Em 1936, a casa foi comprada pelo italiano Lourenço Melchionna, que a dividiu nos números 507 e 509. Uma parte foi sublocada e usada como pensão para estudantes universitários, enquanto a família Melchionna morava em outro espaço. Sandra Melchionna, neta de Lourenço, nasceu e viveu até os 17 anos de idade na casa. Ela e seus pais, Alberto e Vilma, foram os últimos moradores do imóvel.
— Passo lá na frente e morro de saudades. Minhas raízes estão nesta casa. Comi muita fruta no pé das árvores, fiz muita brincadeira. Nós esquecemos de tudo na vida, menos da infância. Torço muito para que a casa seja reformada — diz Sandra, que hoje está com 63 anos de idade.
— O pátio nos fundos tinha horta, pitangueira, limoeiro, abacateiro e galinheiro.

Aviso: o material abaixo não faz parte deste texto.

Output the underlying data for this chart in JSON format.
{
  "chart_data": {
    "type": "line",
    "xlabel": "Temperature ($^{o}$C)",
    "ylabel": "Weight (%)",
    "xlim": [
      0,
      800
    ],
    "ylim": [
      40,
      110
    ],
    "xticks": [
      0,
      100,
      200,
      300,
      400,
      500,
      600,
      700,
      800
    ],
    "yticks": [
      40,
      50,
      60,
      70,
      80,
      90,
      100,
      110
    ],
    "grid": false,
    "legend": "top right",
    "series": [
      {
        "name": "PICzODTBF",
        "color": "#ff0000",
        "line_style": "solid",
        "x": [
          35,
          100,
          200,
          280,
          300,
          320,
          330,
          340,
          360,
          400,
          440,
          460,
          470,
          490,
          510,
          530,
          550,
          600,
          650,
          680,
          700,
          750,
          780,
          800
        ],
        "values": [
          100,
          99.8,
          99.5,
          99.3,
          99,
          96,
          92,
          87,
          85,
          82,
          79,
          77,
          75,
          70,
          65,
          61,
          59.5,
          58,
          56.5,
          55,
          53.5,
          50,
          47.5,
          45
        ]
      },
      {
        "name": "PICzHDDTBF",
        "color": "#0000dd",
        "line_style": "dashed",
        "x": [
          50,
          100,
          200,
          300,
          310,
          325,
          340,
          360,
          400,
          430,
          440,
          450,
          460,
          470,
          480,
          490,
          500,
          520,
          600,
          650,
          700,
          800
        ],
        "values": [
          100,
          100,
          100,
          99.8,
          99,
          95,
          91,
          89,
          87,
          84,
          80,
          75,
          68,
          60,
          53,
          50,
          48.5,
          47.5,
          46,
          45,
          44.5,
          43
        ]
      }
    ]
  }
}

Eram 18 quartos em toda a casa, contando a parte que foi usada como pensão — lembra a ex-moradora.
No livro Um Passeio no Tempo, a pesquisadora Marina Bordin Barbosa lembra que a família Melchionna vendeu a casa, em 1981, para as empresas Ciasul e Joeter (esta segunda pertencia à família Gerdau). Segundo a ex-moradora Sandra Melchionna, o motivo foi a construção de um prédio residencial ao lado, na década de 1970.
— Os novos vizinhos começaram a jogar lixo para o terreno da nossa casa — lembra.
Em 1991, a Joeter fez uma permuta com a prefeitura de Porto Alegre, trocando a casa por uma outra área no município. Três anos depois, a Equipe do Patrimônio Histórico e Cultural (Epahc) fez uma reforma do telhado, que, devido à ação do tempo, terá de ser refeita pelo Instituto Zoravia Bettiol.